Millburn Middle School’s courageous upstanders speak out against bullying 

Jillian Risberg 

What better way to combat bullies than partner with a major NFL team and encourage kids to stand up for what’s right.  

That’s what Millburn Middle School did this past September when it launched the Jets Tackle Bullying program.  

The franchise also continued their anti-bullying initiative, “Jets Upstander of the Week” throughout the 2018 season by featuring an outstanding student who has actively helped another child who is being bullied.

Students are encouraged to be upstanders — not bystanders — when they witness bullying, intimidation or prejudice. They can truly improve someone’s life.

“We got connected with the Jets through one of our parents who is involved with this program,” says Principal John Connolly.  “The Jets afford these students to go to games throughout the year. We package together a weekly winner and those students are honored at the Jet home game.”

According to Connolly, that tied into the school’s character development program and peer leadership program, all things they’re doing to foster a culture that eliminates opportunities for bullying or bullying type behavior. 

And on October 1 the Jets teamed up with STOMP Out Bullying — to encourage students to #BlueUp for World Day of Bullying Prevention™.

Bulling is the top discipline problem in middle school and not only threatens students’ physical and emotional safety but can also adversely affect learning. 

Just three weeks into the program, Veertegh Minhas was recognized as an ‘upstander.’ 

“You just have to help them (students) when they’re in need,” Minhas says. 

According to the eighth-grader, if one student is being judged by another or spoken to harshly, “I would stick up for him and say it’s not cool to do that.” 

At MMS, they’ve learned how to lend a hand, including passive ways of helping that don’t call attention to the bullying. 

“You could do a lot of things in that situation and I would do the passive form of upstanding,” Minhas says.


At the end of the day, his advice to other kids is to treat everyone with kindness and respect.

“If they need help with something, if they’re falling behind— help them because everyone deserves an equal chance at everything in life, so you should always try to help and be generous,” he says.
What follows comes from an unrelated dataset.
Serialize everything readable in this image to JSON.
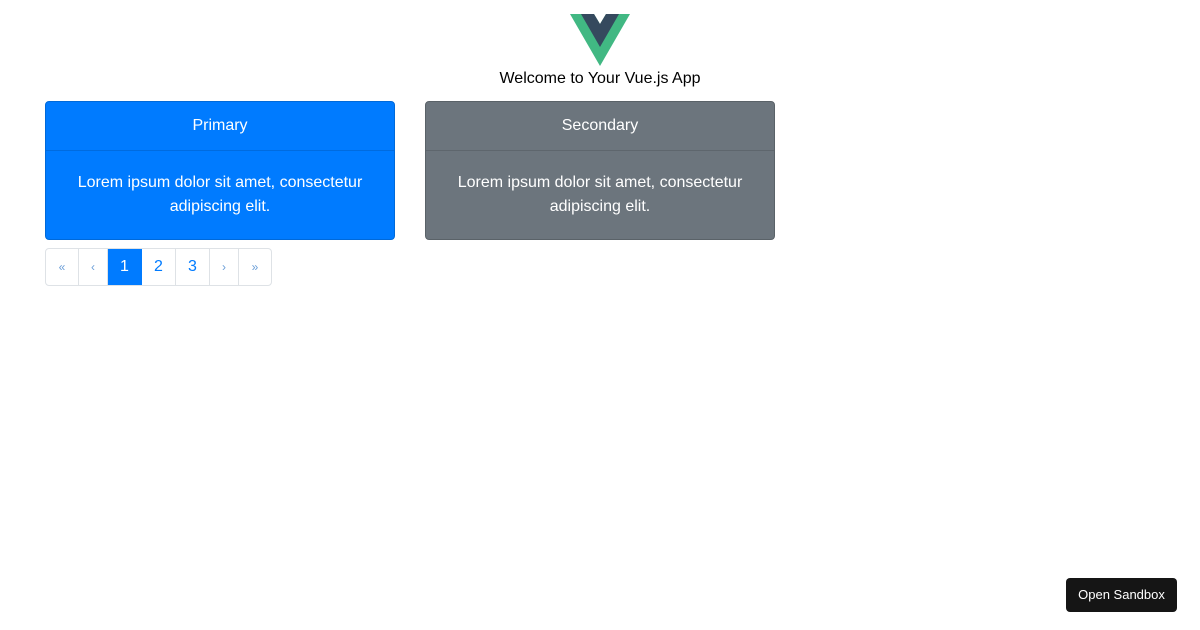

When it comes to recognizing those students who embody ‘upstander’ characteristics, Connolly says they’re caring, compassionate to their peers — have demonstrated acts of kindness, are vocal in standing up for student rights and they’re nominated by their teachers.  

The next step is for the school to submit a photo and description of that upstander to the Jets organization.
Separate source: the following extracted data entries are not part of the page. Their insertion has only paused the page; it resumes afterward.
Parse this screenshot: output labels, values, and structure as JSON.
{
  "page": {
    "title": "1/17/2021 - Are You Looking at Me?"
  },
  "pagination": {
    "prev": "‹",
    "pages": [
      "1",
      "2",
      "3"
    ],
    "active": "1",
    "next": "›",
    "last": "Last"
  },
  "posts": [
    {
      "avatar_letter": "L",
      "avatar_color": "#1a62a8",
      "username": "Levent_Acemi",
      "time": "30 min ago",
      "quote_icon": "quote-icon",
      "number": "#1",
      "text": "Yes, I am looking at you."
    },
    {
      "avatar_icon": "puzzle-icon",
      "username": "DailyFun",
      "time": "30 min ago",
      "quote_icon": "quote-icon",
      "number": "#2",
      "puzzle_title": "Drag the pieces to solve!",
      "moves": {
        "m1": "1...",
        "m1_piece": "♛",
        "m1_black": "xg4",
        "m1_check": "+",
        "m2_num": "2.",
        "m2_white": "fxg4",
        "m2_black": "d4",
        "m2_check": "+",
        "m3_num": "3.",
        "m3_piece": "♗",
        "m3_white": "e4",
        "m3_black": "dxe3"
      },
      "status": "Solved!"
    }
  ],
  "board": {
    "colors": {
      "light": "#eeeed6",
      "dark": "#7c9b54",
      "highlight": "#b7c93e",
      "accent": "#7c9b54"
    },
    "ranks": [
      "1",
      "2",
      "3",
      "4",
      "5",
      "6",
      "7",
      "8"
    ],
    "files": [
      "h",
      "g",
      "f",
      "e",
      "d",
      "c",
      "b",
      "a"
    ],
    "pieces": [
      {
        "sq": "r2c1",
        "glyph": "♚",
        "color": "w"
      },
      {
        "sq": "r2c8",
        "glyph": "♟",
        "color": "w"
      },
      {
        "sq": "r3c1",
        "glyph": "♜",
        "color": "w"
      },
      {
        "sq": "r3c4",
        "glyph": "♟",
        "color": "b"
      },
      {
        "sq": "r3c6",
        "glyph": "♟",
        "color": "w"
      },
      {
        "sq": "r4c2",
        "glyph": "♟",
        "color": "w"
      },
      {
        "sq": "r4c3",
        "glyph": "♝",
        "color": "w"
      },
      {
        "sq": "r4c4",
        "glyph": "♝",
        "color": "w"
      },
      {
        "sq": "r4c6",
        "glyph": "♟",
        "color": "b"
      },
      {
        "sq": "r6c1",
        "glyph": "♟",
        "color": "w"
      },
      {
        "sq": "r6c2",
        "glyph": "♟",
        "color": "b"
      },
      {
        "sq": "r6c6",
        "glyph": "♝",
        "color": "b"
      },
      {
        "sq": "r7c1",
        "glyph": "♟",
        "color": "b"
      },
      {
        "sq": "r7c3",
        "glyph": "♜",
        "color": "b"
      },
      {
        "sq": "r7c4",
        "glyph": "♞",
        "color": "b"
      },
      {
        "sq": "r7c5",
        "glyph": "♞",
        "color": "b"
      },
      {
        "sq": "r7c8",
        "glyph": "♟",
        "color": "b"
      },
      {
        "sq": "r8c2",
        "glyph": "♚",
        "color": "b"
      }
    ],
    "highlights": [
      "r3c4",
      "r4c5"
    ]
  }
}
“Our hope is that this encourages not only the student that won but those students that didn’t maybe get it to strive for something like this,” the principal says.
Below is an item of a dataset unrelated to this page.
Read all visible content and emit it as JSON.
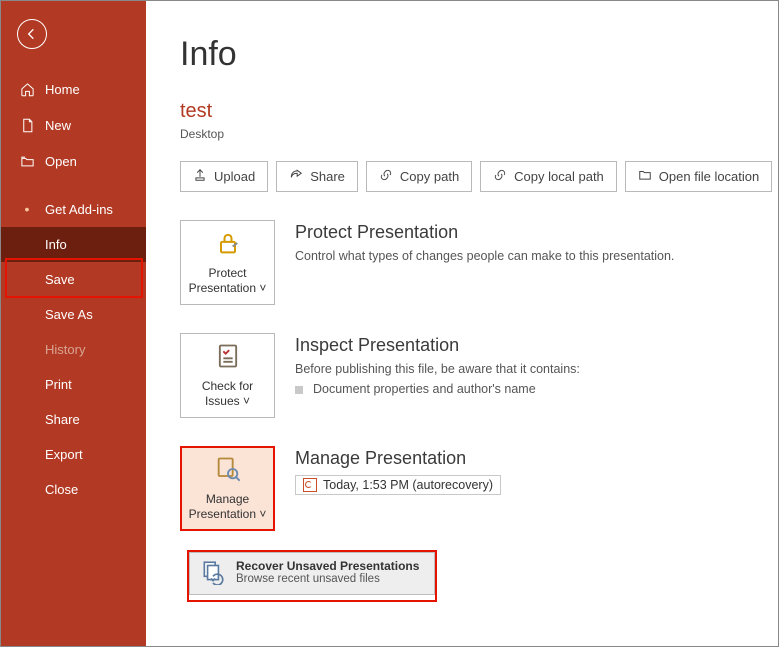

“They get the acknowledgment of going to the game, wear the title of ‘Upstander of the Week’ and we hope there’s a carryover.”

Julia Sayeau was nominated an ‘upstander’ during the fourth week of the program and the recognition means a lot.


“I just try to be friendly to everyone; that’s a big part of it,” Sayeau says. “And little things on a daily basis like if somebody drops their books in the hallway, picking them up.”

If she sees something, the eighth-grader would definitely stand up for a bullied student and take her concerns to a trusted adult in the school. 

“Stick to my beliefs and make sure that the student gets help,” Sayeau says. “It’s taken very seriously and there’s lot of assemblies that warn us about the consequences of bullying; so I think that’s why it doesn’t go on that much.”

With thousands of incidents of bullying reported every day in schools, it’s very important to the principal to be an effective catalyst for bullying prevention and make sure the students have allies.


“Education can only occur when students feel safe and secure and comfortable to open up to learning opportunities,” Connolly says.  “At the core of what we do we need to ensure that there’s the right culture and climate for our students.”